NYU AWS EC2 Snapshot Overview
There is an Operational requirement to provide AWS-hosted workloads with point-in-time snapshot level backup protection in virtual environments. This standard is designed to provide a basic level of protection in the event of running instance corruption, failure, or inadvertent deletion. Implementation of this standard will enhance our Operational capabilities and build confidence in the delivery of EC2 cloud services to our customers.
This document specifically covers the EBS volume backup. For certain instances, additional backup methods may be required. For database instances in particular, backup mechanisms such as RMAN may still be required to ensure optimum RPO/RTO and DB consistency.
EC2 Recovery Objectives
The default recovery objectives outlined below are dictated by budgetary constraints. If an individual application has additional requirements, deviations from the standard are granted by request and subject to review based upon NYU business criticality.
- Recovery Point Objective (RPO) – maximum of 24hrs
- Recovery Time Objective (RTO) – maximum of 2hrs
The RTO refers to the EC2 instance restoration only and does not necessarily include service restoration times.

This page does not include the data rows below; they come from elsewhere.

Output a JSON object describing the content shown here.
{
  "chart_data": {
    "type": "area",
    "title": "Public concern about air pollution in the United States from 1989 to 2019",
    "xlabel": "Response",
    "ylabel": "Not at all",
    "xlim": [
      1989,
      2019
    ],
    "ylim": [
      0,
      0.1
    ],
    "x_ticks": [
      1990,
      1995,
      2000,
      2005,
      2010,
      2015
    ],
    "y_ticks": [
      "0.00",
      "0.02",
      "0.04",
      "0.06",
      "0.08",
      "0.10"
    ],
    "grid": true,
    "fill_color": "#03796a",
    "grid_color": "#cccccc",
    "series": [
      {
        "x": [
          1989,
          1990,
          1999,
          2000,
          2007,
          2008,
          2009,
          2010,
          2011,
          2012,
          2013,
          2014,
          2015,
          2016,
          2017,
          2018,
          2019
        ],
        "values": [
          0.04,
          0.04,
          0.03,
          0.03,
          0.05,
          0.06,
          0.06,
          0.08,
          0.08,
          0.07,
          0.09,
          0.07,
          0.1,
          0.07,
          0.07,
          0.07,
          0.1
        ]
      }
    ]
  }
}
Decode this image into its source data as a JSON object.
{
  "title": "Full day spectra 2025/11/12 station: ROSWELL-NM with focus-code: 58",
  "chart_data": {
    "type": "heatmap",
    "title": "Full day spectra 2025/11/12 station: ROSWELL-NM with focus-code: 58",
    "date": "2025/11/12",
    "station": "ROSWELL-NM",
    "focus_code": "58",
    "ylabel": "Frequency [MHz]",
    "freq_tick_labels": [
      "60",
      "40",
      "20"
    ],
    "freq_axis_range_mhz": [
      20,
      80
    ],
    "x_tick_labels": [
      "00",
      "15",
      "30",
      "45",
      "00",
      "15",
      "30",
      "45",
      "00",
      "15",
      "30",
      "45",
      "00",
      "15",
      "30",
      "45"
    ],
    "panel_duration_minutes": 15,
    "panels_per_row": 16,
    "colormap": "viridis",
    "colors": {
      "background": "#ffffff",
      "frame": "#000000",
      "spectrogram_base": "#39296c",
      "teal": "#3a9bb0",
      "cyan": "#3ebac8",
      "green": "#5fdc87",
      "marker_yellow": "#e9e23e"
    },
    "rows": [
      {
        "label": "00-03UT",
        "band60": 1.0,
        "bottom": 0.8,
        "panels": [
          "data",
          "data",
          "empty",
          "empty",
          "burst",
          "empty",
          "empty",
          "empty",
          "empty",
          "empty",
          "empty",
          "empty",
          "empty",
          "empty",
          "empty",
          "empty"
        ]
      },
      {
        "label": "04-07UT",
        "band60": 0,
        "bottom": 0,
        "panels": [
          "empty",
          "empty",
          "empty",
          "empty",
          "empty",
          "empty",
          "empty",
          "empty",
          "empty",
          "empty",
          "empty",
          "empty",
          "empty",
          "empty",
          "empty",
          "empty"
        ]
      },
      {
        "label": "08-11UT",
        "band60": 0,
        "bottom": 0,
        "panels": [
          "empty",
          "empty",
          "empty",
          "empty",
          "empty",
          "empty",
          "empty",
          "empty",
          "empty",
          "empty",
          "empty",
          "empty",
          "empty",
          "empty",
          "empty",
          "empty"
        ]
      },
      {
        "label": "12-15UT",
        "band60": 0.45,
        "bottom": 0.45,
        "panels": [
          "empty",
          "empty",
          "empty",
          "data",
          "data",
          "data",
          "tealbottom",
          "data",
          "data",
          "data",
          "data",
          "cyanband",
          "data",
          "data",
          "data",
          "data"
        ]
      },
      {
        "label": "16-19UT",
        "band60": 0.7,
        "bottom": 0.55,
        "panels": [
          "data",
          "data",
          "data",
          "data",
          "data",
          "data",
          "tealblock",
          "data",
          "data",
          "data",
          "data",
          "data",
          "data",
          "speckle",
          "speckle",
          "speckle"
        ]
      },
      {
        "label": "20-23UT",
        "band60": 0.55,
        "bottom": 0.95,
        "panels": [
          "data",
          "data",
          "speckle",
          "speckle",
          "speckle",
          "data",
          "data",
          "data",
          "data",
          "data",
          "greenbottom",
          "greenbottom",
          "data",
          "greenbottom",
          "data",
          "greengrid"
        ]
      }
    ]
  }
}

A successful restore is dependent upon a consistent snapshot.
Lifecycle Policy Details
Note: This Lifecycle policy currently exists as Beta pilot in both Dev and Prod
Description
- Naming convention – [aws account name]-backup-[period]-retention
- Example – dev-backup-2-day-retention
- Syntax
- All characters are strictly lower case
- Remove whitespace from values
- Separate values with dashes
Schedule Name
- Naming convention – [frequency]-[time]-utc
- Example – every24hour-5am-utc (e.g. Daily @ 05:00 UTC)
- Syntax
- All characters are strictly lower case
- Remove whitespace from values
- Separate values with dashes
- All times in UTC
Retention Rule
- Minimum of 2 days
- Maximum of 30 days
Tagging Requirements
ESB volumes must be tagged in order to be backed up.
- Create new tag key “backup”
- Set backup tag value to “yes”
- Apply backup tag to all volumes requiring daily snapshots
Please see NYU Cloud Tagging Strategy for full details on tagging syntax.
Note: Current iteration is binary(i.e. backup=yes). Future iterations may allow for backup tag key to specify a more specific backup policy (i.e backup = 30 day or 15 day, assuming policies may evolve for various needs of applications, services and clients).